"a mãe dos mares assassinou meu ilê de luz.
não culpo mãezinha
nem sequer a sedução do poeta.
pois que lá no fundo
poeta não é poeta
poeta só é
e poeta sempre quis ser.
o poeta morreu para pisar enfim
o chão que sempre eu quis,
na tangente do mundo."
Alavenca Esfinge devora quem não consegue decifrá-lo.
Livro escrito pela Sophia Faustino, nascida em fim ou início de ano. Teve sua primeira obra feita sob signo do enigma, Alavenca Esfinge, de nascimento em plena primavera, três de outubro de dois mil e dezenove. Assim como a autora, que teve sua hora em dia de fim e começo: Alavenca foi lançado em dia de término de libra e inicial de escorpião.
Perpassa os caminhos das palavras desde a forte poesia não escrita brasileira e o seu "rasgar a pele" para o nascimento de uma poesia escrita, até o caminhar entre os espaços abertos pelos poetas já mortos. Há águas de fontes passadas ressoando as poesias de Sophia, que desembocam em fogo, em brasa de grande ardência.
De um quartzo rosa, às pedras no meio do caminho do interior de quem escreve e lê, Sophia nos carrega em diversas referências que viram uma brincadeira de entender de qual lugar veio o que ali nos está dado.
Os quatro elementos transbordam as páginas em paixões juvenis, como a ambição de mudanças no mundo, com uma certa resistência às paixões ilimitadas em " que dê adeus ao meus mares pois que não transbordo mais" retratando a vida como uma grande festa, que te leva pela mão numa enxurrada sem muita esperança. As palavras de ordem não fazem sentido e a dúvida entre pertencer ou não às forças da massa ou à simplicidade e velharia de um sofá de veludo gasto pela luz do sol.

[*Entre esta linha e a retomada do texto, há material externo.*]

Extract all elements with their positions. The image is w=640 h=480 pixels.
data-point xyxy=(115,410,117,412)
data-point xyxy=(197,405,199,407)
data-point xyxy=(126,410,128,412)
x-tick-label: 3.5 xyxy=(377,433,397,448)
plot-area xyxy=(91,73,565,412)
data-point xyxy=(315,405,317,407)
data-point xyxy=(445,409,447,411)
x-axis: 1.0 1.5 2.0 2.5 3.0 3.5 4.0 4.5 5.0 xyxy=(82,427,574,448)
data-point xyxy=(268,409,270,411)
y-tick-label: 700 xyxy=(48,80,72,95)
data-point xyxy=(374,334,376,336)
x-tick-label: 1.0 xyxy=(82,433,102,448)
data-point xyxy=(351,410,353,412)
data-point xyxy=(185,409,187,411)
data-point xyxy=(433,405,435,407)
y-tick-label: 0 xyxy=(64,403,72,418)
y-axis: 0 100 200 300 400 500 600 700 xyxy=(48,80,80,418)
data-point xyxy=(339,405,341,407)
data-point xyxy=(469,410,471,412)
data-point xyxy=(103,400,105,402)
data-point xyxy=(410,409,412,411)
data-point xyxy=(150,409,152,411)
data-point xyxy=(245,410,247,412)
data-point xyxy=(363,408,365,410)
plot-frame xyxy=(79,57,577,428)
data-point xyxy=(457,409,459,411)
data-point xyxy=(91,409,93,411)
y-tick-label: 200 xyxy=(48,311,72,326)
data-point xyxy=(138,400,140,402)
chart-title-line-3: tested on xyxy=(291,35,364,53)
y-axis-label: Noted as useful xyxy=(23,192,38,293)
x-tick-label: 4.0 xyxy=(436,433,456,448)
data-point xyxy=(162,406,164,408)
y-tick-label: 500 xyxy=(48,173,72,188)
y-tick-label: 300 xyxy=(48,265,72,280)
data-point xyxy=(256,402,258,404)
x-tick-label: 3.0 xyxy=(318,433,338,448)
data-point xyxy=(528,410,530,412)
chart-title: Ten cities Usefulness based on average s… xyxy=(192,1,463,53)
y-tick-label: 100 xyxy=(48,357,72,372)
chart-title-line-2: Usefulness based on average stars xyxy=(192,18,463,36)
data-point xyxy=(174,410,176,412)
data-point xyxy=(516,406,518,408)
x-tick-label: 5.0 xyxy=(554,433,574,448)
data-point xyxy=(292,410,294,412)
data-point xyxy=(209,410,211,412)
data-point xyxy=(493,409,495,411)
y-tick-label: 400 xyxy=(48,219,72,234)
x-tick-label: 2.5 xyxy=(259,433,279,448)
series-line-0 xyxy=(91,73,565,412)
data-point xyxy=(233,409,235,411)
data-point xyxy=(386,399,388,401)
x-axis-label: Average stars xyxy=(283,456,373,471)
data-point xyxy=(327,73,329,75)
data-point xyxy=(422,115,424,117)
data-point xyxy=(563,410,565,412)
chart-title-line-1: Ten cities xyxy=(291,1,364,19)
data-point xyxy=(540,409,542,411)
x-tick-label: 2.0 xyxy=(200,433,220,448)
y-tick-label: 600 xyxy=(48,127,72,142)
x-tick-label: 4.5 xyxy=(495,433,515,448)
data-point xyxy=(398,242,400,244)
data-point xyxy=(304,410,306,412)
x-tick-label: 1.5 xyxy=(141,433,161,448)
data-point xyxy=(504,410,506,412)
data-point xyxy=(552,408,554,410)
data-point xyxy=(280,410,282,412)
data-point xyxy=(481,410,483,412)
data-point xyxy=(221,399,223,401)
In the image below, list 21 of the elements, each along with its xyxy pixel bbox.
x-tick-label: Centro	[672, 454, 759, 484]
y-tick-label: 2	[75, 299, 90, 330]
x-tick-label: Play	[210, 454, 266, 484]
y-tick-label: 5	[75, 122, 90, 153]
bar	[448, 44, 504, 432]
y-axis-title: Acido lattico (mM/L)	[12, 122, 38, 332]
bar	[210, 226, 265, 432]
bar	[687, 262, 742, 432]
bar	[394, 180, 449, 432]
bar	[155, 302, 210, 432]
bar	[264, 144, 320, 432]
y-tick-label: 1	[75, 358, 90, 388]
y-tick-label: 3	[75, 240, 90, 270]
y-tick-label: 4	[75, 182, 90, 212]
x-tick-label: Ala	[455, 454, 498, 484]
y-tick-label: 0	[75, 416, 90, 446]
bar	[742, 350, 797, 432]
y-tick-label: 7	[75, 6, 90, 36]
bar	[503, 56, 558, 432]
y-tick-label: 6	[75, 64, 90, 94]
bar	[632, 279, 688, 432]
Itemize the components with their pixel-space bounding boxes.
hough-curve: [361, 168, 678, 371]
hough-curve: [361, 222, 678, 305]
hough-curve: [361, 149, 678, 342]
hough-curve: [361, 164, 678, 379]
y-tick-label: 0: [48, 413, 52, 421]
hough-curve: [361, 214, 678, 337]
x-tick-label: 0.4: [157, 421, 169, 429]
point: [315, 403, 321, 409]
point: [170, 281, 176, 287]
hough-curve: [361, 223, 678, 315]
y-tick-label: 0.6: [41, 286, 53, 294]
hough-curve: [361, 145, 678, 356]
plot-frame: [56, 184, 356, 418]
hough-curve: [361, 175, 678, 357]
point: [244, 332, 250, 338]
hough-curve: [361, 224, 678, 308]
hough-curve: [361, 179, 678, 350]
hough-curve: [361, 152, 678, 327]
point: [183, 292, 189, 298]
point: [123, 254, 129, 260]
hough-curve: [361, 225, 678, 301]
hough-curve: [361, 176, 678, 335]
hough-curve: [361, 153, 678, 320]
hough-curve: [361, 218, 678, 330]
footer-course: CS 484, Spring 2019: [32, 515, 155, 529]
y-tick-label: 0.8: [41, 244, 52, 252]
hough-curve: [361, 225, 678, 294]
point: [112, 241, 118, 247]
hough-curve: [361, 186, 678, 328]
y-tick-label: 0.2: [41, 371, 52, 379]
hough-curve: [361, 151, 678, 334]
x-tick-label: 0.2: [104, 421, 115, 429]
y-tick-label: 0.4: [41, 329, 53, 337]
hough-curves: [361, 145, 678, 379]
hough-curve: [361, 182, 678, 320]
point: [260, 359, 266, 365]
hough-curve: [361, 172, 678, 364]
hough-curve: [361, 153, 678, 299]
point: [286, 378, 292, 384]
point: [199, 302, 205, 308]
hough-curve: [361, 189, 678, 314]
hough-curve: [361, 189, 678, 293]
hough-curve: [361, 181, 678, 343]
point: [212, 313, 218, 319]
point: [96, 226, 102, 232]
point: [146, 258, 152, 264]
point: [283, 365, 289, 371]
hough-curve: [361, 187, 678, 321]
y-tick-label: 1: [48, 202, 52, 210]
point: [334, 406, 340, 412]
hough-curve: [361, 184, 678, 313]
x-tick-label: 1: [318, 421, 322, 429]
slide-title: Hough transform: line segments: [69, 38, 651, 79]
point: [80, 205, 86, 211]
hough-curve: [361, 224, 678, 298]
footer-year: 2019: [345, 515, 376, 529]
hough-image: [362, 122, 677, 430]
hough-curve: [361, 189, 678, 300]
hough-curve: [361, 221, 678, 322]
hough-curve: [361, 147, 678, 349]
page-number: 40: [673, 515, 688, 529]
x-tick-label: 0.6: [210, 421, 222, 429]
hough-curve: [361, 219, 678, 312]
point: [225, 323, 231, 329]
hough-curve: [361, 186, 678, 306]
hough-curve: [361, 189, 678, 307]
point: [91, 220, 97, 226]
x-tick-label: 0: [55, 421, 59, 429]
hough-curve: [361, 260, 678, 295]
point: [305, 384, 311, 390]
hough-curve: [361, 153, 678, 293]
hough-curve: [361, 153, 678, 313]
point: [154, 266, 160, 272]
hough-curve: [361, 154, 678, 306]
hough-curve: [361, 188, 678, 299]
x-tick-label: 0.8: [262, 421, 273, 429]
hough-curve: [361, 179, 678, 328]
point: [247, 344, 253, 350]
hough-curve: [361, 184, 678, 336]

Com certa resistência às imagens de terror que assombram a humanidade, a afirmação de que depois do holocausto não há poesia que se preze, uma negação à revolta e aceitação da inutilidade do lirismo, que se parece mais como um "anjo meigo e violento" no qual pode se ver a "queda meteórica até o solo".
Impregnada de animismos, a natureza se faz corpo e sentido até nos seus cisquinhos. E se pode aprender com Alavenca Esfinge a ser e conhecer um tiquinho do amor.
Assim como Safo, há poemas feitos muito próximos de serem cantados perto de uma lira. E há também os sáficos, já gastos pelo uso, que seriam melhor já terem nascido sem ter aquilo que futuramente vão perder.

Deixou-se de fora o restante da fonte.